Schauplatz Golfplatz

Täglich überschwemmen 1,8 Milliarden neue Bilder das Internet. Die Umgebung wird zur Kulisse und Mitmenschen zu dekorativen Möbelstücken, die bei Bedarf ins Bild gerückt werden. „Bitte lächeln am Abschlag!“, „Jetzt grinsen wir auf dem Grün“ – mit Eva mutiere ich von der Flightpartnerin zur Foto-Assistentin. Konzentration und Entspannung ade: Dauernd zückt Eva unhöflich das Smartphone und fordert: „Machst du ein Bild von mir?“ Genauso nervig ist die nachfolgende Verzögerung, denn natürlich muss Eva jedes neue Bild umgehend posten. Bei anderen Sportarten hat die Selfieritis bereits zu Unfällen geführt: Läufer, die bei Wettkämpfen Selbstaufnahmen schossen, brachten damit andere Teilnehmer zu Fall. Aua! Beim Golfen unwahrscheinlich, aber auch hier ist Unaufmerksamkeit fehl am Platz. Kurzum: Ich finde, der Selfie-Wahn hat auf der Runde nichts zu suchen.

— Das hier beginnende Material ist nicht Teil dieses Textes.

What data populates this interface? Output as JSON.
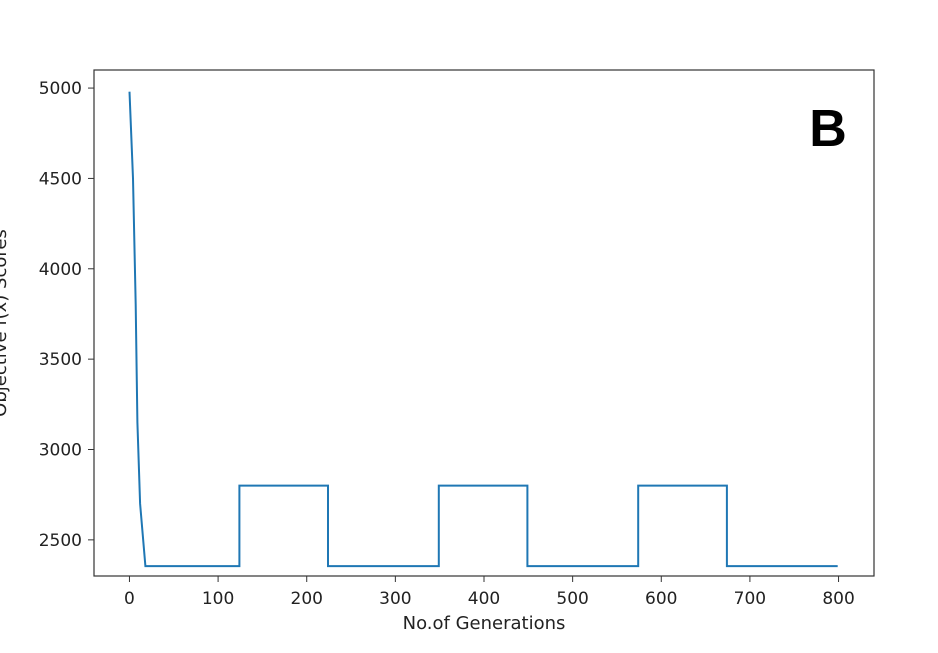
{
  "chart_data": {
    "type": "line",
    "title": "",
    "panel_label": "B",
    "xlabel": "No.of Generations",
    "ylabel": "Objective f(x) Scores",
    "xlim": [
      -40,
      840
    ],
    "ylim": [
      2300,
      5100
    ],
    "x_ticks": [
      0,
      100,
      200,
      300,
      400,
      500,
      600,
      700,
      800
    ],
    "y_ticks": [
      2500,
      3000,
      3500,
      4000,
      4500,
      5000
    ],
    "grid": false,
    "legend": "none",
    "series": [
      {
        "color": "#1f77b4",
        "points": [
          [
            0,
            4980
          ],
          [
            4,
            4500
          ],
          [
            7,
            3800
          ],
          [
            9,
            3150
          ],
          [
            12,
            2700
          ],
          [
            18,
            2355
          ],
          [
            124,
            2355
          ],
          [
            124,
            2800
          ],
          [
            224,
            2800
          ],
          [
            224,
            2355
          ],
          [
            349,
            2355
          ],
          [
            349,
            2800
          ],
          [
            449,
            2800
          ],
          [
            449,
            2355
          ],
          [
            574,
            2355
          ],
          [
            574,
            2800
          ],
          [
            674,
            2800
          ],
          [
            674,
            2355
          ],
          [
            799,
            2355
          ]
        ]
      }
    ]
  }
}
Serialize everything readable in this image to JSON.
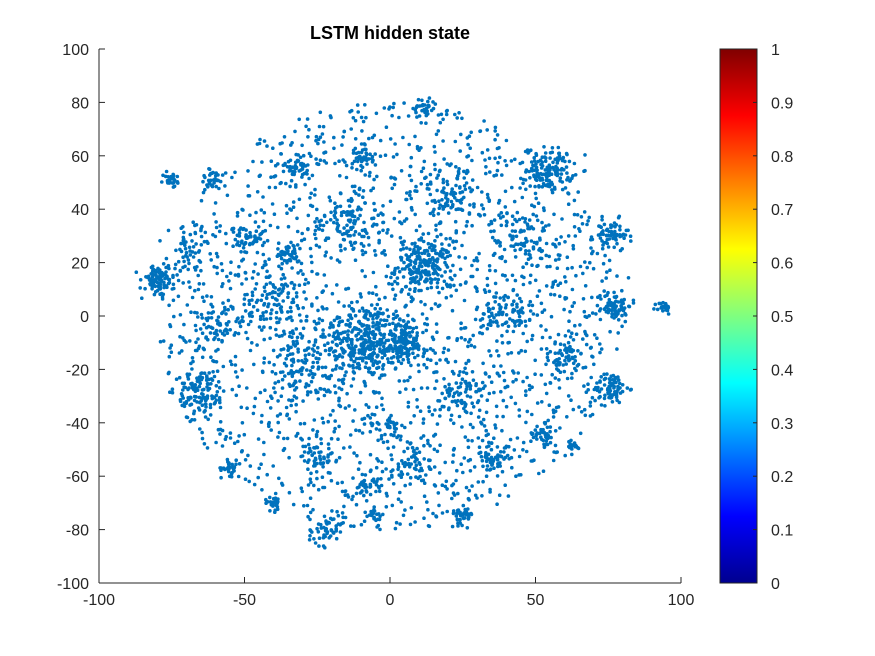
{
  "chart_data": {
    "type": "scatter",
    "title": "LSTM hidden state",
    "xlabel": "",
    "ylabel": "",
    "xlim": [
      -100,
      100
    ],
    "ylim": [
      -100,
      100
    ],
    "x_ticks": [
      -100,
      -50,
      0,
      50,
      100
    ],
    "y_ticks": [
      -100,
      -80,
      -60,
      -40,
      -20,
      0,
      20,
      40,
      60,
      80,
      100
    ],
    "grid": false,
    "legend": "none",
    "marker_color": "#0072BD",
    "colorbar": {
      "colormap": "jet",
      "range": [
        0,
        1
      ],
      "ticks": [
        "0",
        "0.1",
        "0.2",
        "0.3",
        "0.4",
        "0.5",
        "0.6",
        "0.7",
        "0.8",
        "0.9",
        "1"
      ]
    },
    "clusters": [
      {
        "center": [
          -8,
          -10
        ],
        "spread": 7,
        "count": 320
      },
      {
        "center": [
          12,
          18
        ],
        "spread": 5,
        "count": 200
      },
      {
        "center": [
          55,
          55
        ],
        "spread": 4,
        "count": 140
      },
      {
        "center": [
          -80,
          13
        ],
        "spread": 3,
        "count": 90
      },
      {
        "center": [
          76,
          30
        ],
        "spread": 3,
        "count": 70
      },
      {
        "center": [
          77,
          4
        ],
        "spread": 3,
        "count": 80
      },
      {
        "center": [
          76,
          -27
        ],
        "spread": 3,
        "count": 80
      },
      {
        "center": [
          94,
          3
        ],
        "spread": 1.2,
        "count": 25
      },
      {
        "center": [
          -75,
          51
        ],
        "spread": 1.5,
        "count": 25
      },
      {
        "center": [
          -61,
          51
        ],
        "spread": 2,
        "count": 30
      },
      {
        "center": [
          -65,
          -28
        ],
        "spread": 4,
        "count": 100
      },
      {
        "center": [
          -55,
          -57
        ],
        "spread": 1.5,
        "count": 25
      },
      {
        "center": [
          -40,
          -70
        ],
        "spread": 1.5,
        "count": 25
      },
      {
        "center": [
          -22,
          -80
        ],
        "spread": 3,
        "count": 50
      },
      {
        "center": [
          -5,
          -75
        ],
        "spread": 1.5,
        "count": 20
      },
      {
        "center": [
          25,
          -74
        ],
        "spread": 2,
        "count": 35
      },
      {
        "center": [
          35,
          -53
        ],
        "spread": 3,
        "count": 50
      },
      {
        "center": [
          53,
          -45
        ],
        "spread": 2,
        "count": 35
      },
      {
        "center": [
          63,
          -49
        ],
        "spread": 1.2,
        "count": 15
      },
      {
        "center": [
          12,
          78
        ],
        "spread": 2,
        "count": 35
      },
      {
        "center": [
          -32,
          56
        ],
        "spread": 3,
        "count": 55
      },
      {
        "center": [
          -9,
          60
        ],
        "spread": 2,
        "count": 35
      },
      {
        "center": [
          -48,
          28
        ],
        "spread": 3,
        "count": 50
      },
      {
        "center": [
          -35,
          23
        ],
        "spread": 2,
        "count": 35
      },
      {
        "center": [
          -25,
          -53
        ],
        "spread": 3,
        "count": 50
      },
      {
        "center": [
          -8,
          -63
        ],
        "spread": 2,
        "count": 35
      },
      {
        "center": [
          0,
          -40
        ],
        "spread": 2,
        "count": 30
      },
      {
        "center": [
          45,
          30
        ],
        "spread": 5,
        "count": 80
      },
      {
        "center": [
          40,
          0
        ],
        "spread": 5,
        "count": 80
      },
      {
        "center": [
          25,
          -30
        ],
        "spread": 5,
        "count": 80
      },
      {
        "center": [
          -30,
          -20
        ],
        "spread": 7,
        "count": 120
      },
      {
        "center": [
          -40,
          5
        ],
        "spread": 6,
        "count": 100
      },
      {
        "center": [
          -15,
          35
        ],
        "spread": 6,
        "count": 100
      },
      {
        "center": [
          20,
          45
        ],
        "spread": 6,
        "count": 90
      },
      {
        "center": [
          10,
          -55
        ],
        "spread": 5,
        "count": 60
      },
      {
        "center": [
          -60,
          -5
        ],
        "spread": 5,
        "count": 70
      },
      {
        "center": [
          60,
          -15
        ],
        "spread": 4,
        "count": 60
      },
      {
        "center": [
          -68,
          25
        ],
        "spread": 4,
        "count": 50
      },
      {
        "center": [
          5,
          -10
        ],
        "spread": 4,
        "count": 120
      }
    ],
    "background_points": {
      "radius": 80,
      "count": 1700
    }
  }
}
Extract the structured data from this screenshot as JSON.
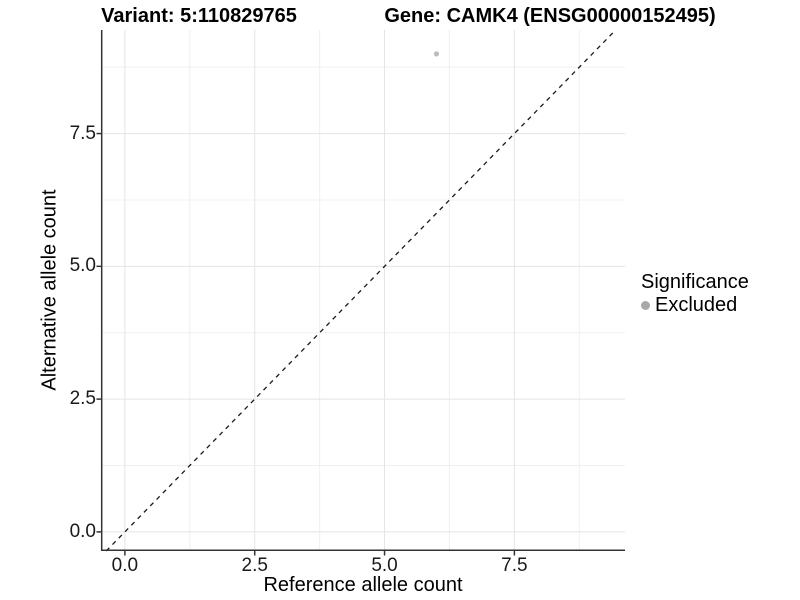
{
  "header": {
    "variant_title": "Variant: 5:110829765",
    "gene_title": "Gene: CAMK4 (ENSG00000152495)"
  },
  "chart_data": {
    "type": "scatter",
    "xlabel": "Reference allele count",
    "ylabel": "Alternative allele count",
    "xlim": [
      -0.46,
      9.63
    ],
    "ylim": [
      -0.36,
      9.45
    ],
    "x_ticks": [
      0,
      2.5,
      5,
      7.5
    ],
    "x_tick_labels": [
      "0.0",
      "2.5",
      "5.0",
      "7.5"
    ],
    "y_ticks": [
      0,
      2.5,
      5,
      7.5
    ],
    "y_tick_labels": [
      "0.0",
      "2.5",
      "5.0",
      "7.5"
    ],
    "x_minor_ticks": [
      1.25,
      3.75,
      6.25,
      8.75
    ],
    "y_minor_ticks": [
      1.25,
      3.75,
      6.25,
      8.75
    ],
    "grid": true,
    "points": [
      {
        "x": 6,
        "y": 9,
        "significance": "Excluded"
      }
    ],
    "reference_line": {
      "type": "identity",
      "slope": 1,
      "intercept": 0,
      "style": "dashed"
    },
    "legend": {
      "title": "Significance",
      "position": "right",
      "entries": [
        {
          "label": "Excluded",
          "color": "#a9a9a9"
        }
      ]
    },
    "colors": {
      "point": "#bdbdbd",
      "legend_key": "#a9a9a9",
      "grid_major": "#e4e4e4",
      "grid_minor": "#f0f0f0",
      "axis_line": "#333333",
      "dashed_line": "#1a1a1a",
      "background": "#ffffff"
    }
  }
}
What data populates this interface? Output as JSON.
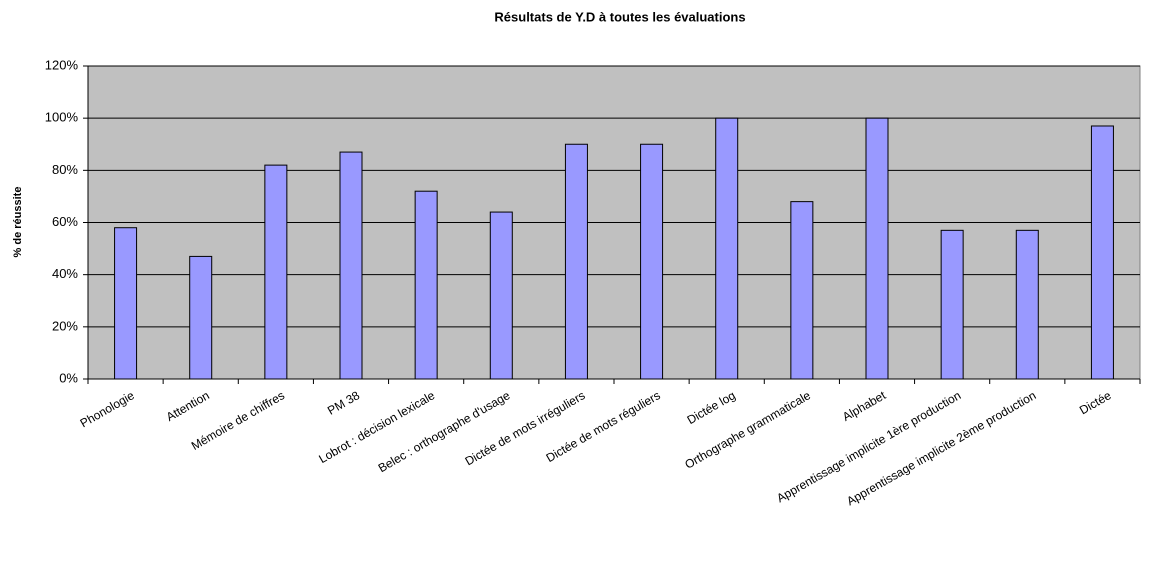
{
  "chart_data": {
    "type": "bar",
    "title": "Résultats de Y.D à toutes les évaluations",
    "y_label": "% de réussite",
    "categories": [
      "Phonologie",
      "Attention",
      "Mémoire de chiffres",
      "PM 38",
      "Lobrot : décision lexicale",
      "Belec : orthographe d'usage",
      "Dictée de mots irréguliers",
      "Dictée de mots réguliers",
      "Dictée log",
      "Orthographe grammaticale",
      "Alphabet",
      "Apprentissage implicite 1ère production",
      "Apprentissage implicite 2ème production",
      "Dictée"
    ],
    "values": [
      58,
      47,
      82,
      87,
      72,
      64,
      90,
      90,
      100,
      68,
      100,
      57,
      57,
      97
    ],
    "color": "#9999ff",
    "ylim": [
      0,
      120
    ],
    "yticks": [
      {
        "value": 0,
        "label": "0%"
      },
      {
        "value": 20,
        "label": "20%"
      },
      {
        "value": 40,
        "label": "40%"
      },
      {
        "value": 60,
        "label": "60%"
      },
      {
        "value": 80,
        "label": "80%"
      },
      {
        "value": 100,
        "label": "100%"
      },
      {
        "value": 120,
        "label": "120%"
      }
    ],
    "grid": true
  }
}
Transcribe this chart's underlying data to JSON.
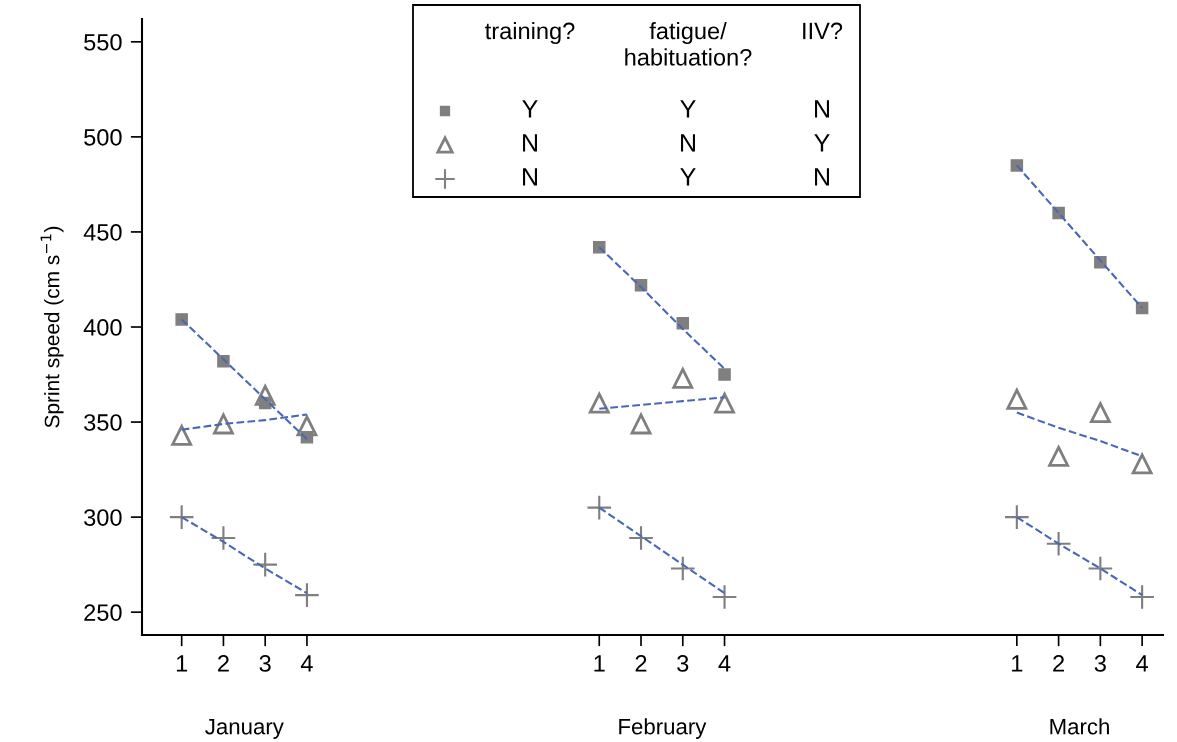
{
  "chart_data": {
    "type": "scatter",
    "ylabel": "Sprint speed (cm s$^{−1}$)",
    "categories": [
      "1",
      "2",
      "3",
      "4",
      null,
      null,
      null,
      null,
      null,
      null,
      "1",
      "2",
      "3",
      "4",
      null,
      null,
      null,
      null,
      null,
      null,
      "1",
      "2",
      "3",
      "4"
    ],
    "ylim": [
      238,
      562
    ],
    "yticks": [
      250,
      300,
      350,
      400,
      450,
      500,
      550
    ],
    "series": [
      {
        "marker": "square",
        "color": "#7f7f7f",
        "values": [
          404,
          382,
          360,
          342,
          null,
          null,
          null,
          null,
          null,
          null,
          442,
          422,
          402,
          375,
          null,
          null,
          null,
          null,
          null,
          null,
          485,
          460,
          434,
          410
        ]
      },
      {
        "marker": "triangle",
        "color": "#7f7f7f",
        "values": [
          343,
          349,
          364,
          348,
          null,
          null,
          null,
          null,
          null,
          null,
          360,
          349,
          373,
          360,
          null,
          null,
          null,
          null,
          null,
          null,
          362,
          332,
          355,
          328
        ]
      },
      {
        "marker": "cross",
        "color": "#7f7f7f",
        "values": [
          300,
          289,
          275,
          259,
          null,
          null,
          null,
          null,
          null,
          null,
          305,
          289,
          273,
          258,
          null,
          null,
          null,
          null,
          null,
          null,
          300,
          286,
          273,
          258
        ]
      },
      {
        "type": "line",
        "line_style": "dashed",
        "color": "#4a66b8",
        "values": [
          404,
          383,
          362,
          341,
          null,
          null,
          null,
          null,
          null,
          null,
          442,
          421,
          399,
          378,
          null,
          null,
          null,
          null,
          null,
          null,
          485,
          460,
          435,
          410
        ]
      },
      {
        "type": "line",
        "line_style": "dashed",
        "color": "#4a66b8",
        "values": [
          346,
          349,
          351,
          354,
          null,
          null,
          null,
          null,
          null,
          null,
          357,
          359,
          361,
          363,
          null,
          null,
          null,
          null,
          null,
          null,
          355,
          347,
          340,
          332
        ]
      },
      {
        "type": "line",
        "line_style": "dashed",
        "color": "#4a66b8",
        "values": [
          300,
          287,
          273,
          260,
          null,
          null,
          null,
          null,
          null,
          null,
          305,
          290,
          275,
          260,
          null,
          null,
          null,
          null,
          null,
          null,
          300,
          286,
          273,
          259
        ]
      }
    ],
    "annotations": [
      "training?",
      "fatigue/\nhabituation?",
      "IIV?",
      "Y",
      "Y",
      "N",
      "N",
      "N",
      "Y",
      "N",
      "Y",
      "N",
      "January",
      "February",
      "March"
    ]
  }
}
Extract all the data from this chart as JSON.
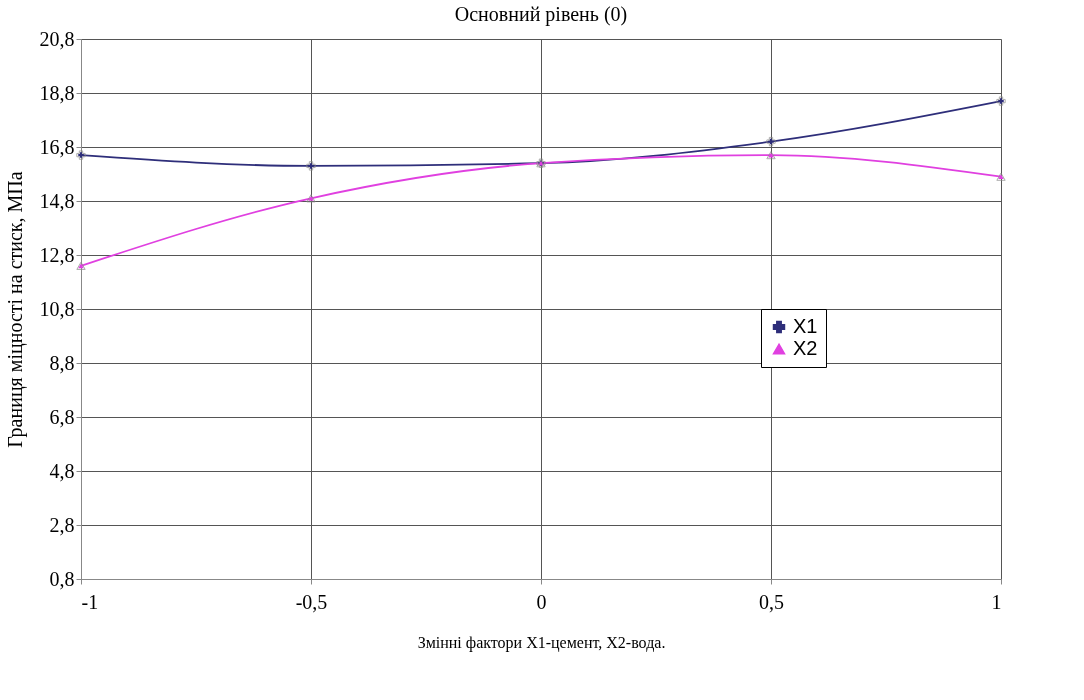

Digitale Freiheit auf dem Fairway

Einfach ausschalten und abschlagen: „Golf ist ideal für ein Digital Detox. Es ist eine sehr bewusste, stilvolle Sportart, die in der Natur, in einem entspannten Setting, stattfindet: Der Sport wirkt nachweislich positiv auf Körper und Geist!“, bestätigt mir Dr. Daniela Otto. Die Autorin des Buches „Digital Detox“ weiß: „Digitale Auszeiten helfen, den Körper neu zu starten und Stress zu reduzieren.“ Und genau das macht Golfen aus. Also, alle Evas dieser Welt, genießt auf dem Golfplatz lieber die Natur und den Sport! Ihr werdet sehen: Auch ohne Likes ist viel Freude mit im Spiel. Anerkennung ist euch gewiss und das ganz real – von euren Flightpartnern!